Union government plans to borrow Rs 2.88 trillion in FY 2018-19.

What is union government’s plan on borrowing?

  • Union government has planned to borrow Rs 2.88, against market expectation of Rs 3.3-3.6 trillion.
  • To meet its fiscal demands government usually borrows from the bond market and by using other instruments.
  • The normal practice of borrowing from the bond market will be around 60-65 per cent.
  • For now first half of borrowing government has planned 47.5% of budgeted amount for 2018-19.
  • The weekly borrowing size would also be Rs 120 billion, against the usual Rs 150-180 billion.
  • The Union will also reduce its planned buyback of government securities (G-Secs) by Rs 250 billion.

How this borrowing has been planned?

  • The government plans to draw an additional Rs 250 billion from the National Small Savings Fund (NSSF) to finance the fiscal deficit for 2018-19.
  • For this RBI, on behalf of the government, will be issuing bonds in 1-4 year maturity, raising Rs 240 billion through the papers.
  • Inflation-indexed bonds linked to the consumer price index (CPI), and floating rate bonds will be used to raise 10 per cent of the first-half borrowing.

 

  • The borrowing will also be done through instruments that have been in demand in the market, instead of a maturity profile in the shape of 10-14 years.
  • The government also said it would introduce new benchmarks in the 2-year and 5-year categories.

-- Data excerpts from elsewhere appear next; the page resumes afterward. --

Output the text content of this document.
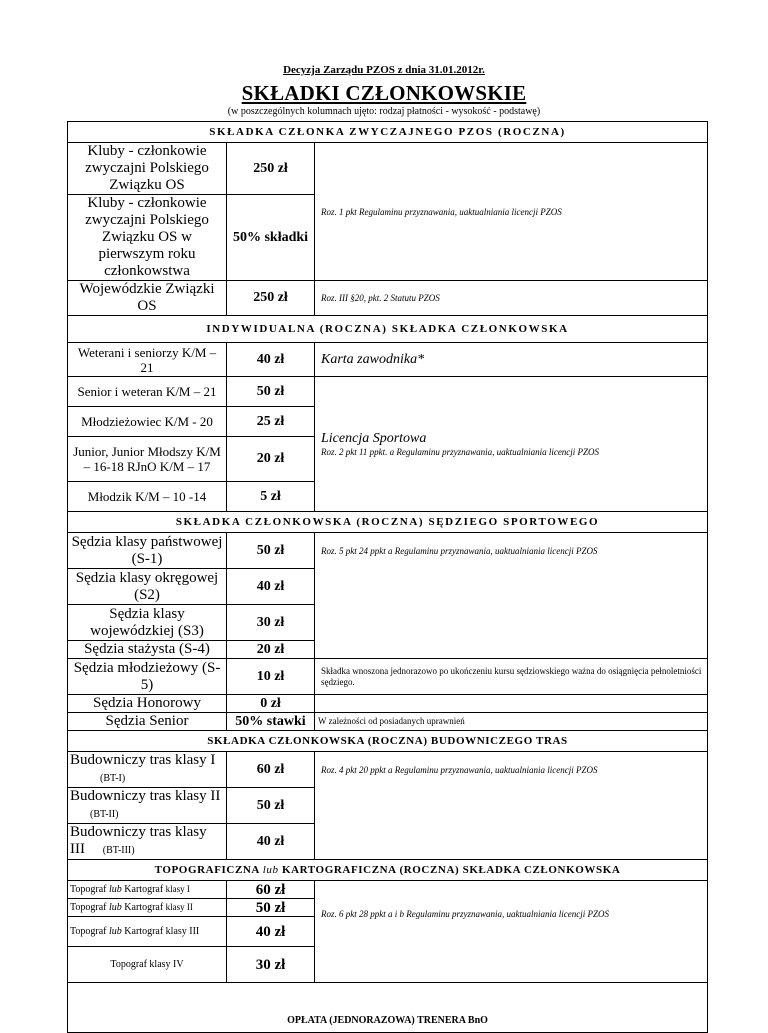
Decyzja Zarządu PZOS z dnia 31.01.2012r.
SKŁADKI CZŁONKOWSKIE
(w poszczególnych kolumnach ujęto: rodzaj płatności - wysokość - podstawę)
SKŁADKA CZŁONKA ZWYCZAJNEGO PZOS (ROCZNA)		
Kluby - członkowie zwyczajni Polskiego Związku OS	250 zł	Roz. 1 pkt Regulaminu przyznawania, uaktualniania licencji PZOS
Kluby - członkowie zwyczajni Polskiego Związku OS w pierwszym roku członkowstwa	50% składki	
Wojewódzkie Związki OS	250 zł	Roz. III §20, pkt. 2 Statutu PZOS
INDYWIDUALNA (ROCZNA) SKŁADKA CZŁONKOWSKA		
Weterani i seniorzy K/M – 21	40 zł	Karta zawodnika*
Senior i weteran K/M – 21	50 zł	Licencja Sportowa
Roz. 2 pkt 11 ppkt. a Regulaminu przyznawania, uaktualniania licencji PZOS

Młodzieżowiec K/M - 20	25 zł	
Junior, Junior Młodszy K/M – 16-18 RJnO K/M – 17	20 zł	
Młodzik K/M – 10 -14	5 zł	
SKŁADKA CZŁONKOWSKA (ROCZNA) SĘDZIEGO SPORTOWEGO		
Sędzia klasy państwowej (S-1)	50 zł	Roz. 5 pkt 24 ppkt a Regulaminu przyznawania, uaktualniania licencji PZOS
Sędzia klasy okręgowej (S2)	40 zł	
Sędzia klasy wojewódzkiej (S3)	30 zł	
Sędzia stażysta (S-4)	20 zł	
Sędzia młodzieżowy (S-5)	10 zł	Składka wnoszona jednorazowo po ukończeniu kursu sędziowskiego ważna do osiągnięcia pełnoletniości sędziego.
Sędzia Honorowy	0 zł	
Sędzia Senior	50% stawki	W zależności od posiadanych uprawnień
SKŁADKA CZŁONKOWSKA (ROCZNA) BUDOWNICZEGO TRAS		
Budowniczy tras klasy I
(BT-I)	60 zł	Roz. 4 pkt 20 ppkt a Regulaminu przyznawania, uaktualniania licencji PZOS
Budowniczy tras klasy II (BT-II)	50 zł	
Budowniczy tras klasy III (BT-III)	40 zł	
TOPOGRAFICZNA lub KARTOGRAFICZNA (ROCZNA) SKŁADKA CZŁONKOWSKA		
Topograf lub Kartograf klasy I	60 zł	Roz. 6 pkt 28 ppkt a i b Regulaminu przyznawania, uaktualniania licencji PZOS
Topograf lub Kartograf klasy II	50 zł	
Topograf lub Kartograf klasy III	40 zł	
Topograf klasy IV	30 zł	
OPŁATA (JEDNORAZOWA) TRENERA BnO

What are the benefits of this move?

  • Government’s move had been welcomed by bond market player as it will ease pressure on the market considerably by reducing the first-half borrowing.
  • The borrowing plan will allow the government to meet all its expenditure requirements without getting into an overdraft situation.
  • CPI-linked bonds will have much better chance of success compared to WPI linkers.
  • The borrowing profile will help banks and other investors invest in bonds again. 
  • This will also ease the redemption pressure on the government at the cost of duration risk on the bank credits.
  • Introduction of benchmarks allows government to raise money through bonds and liquidity and allows to create many other derivatives.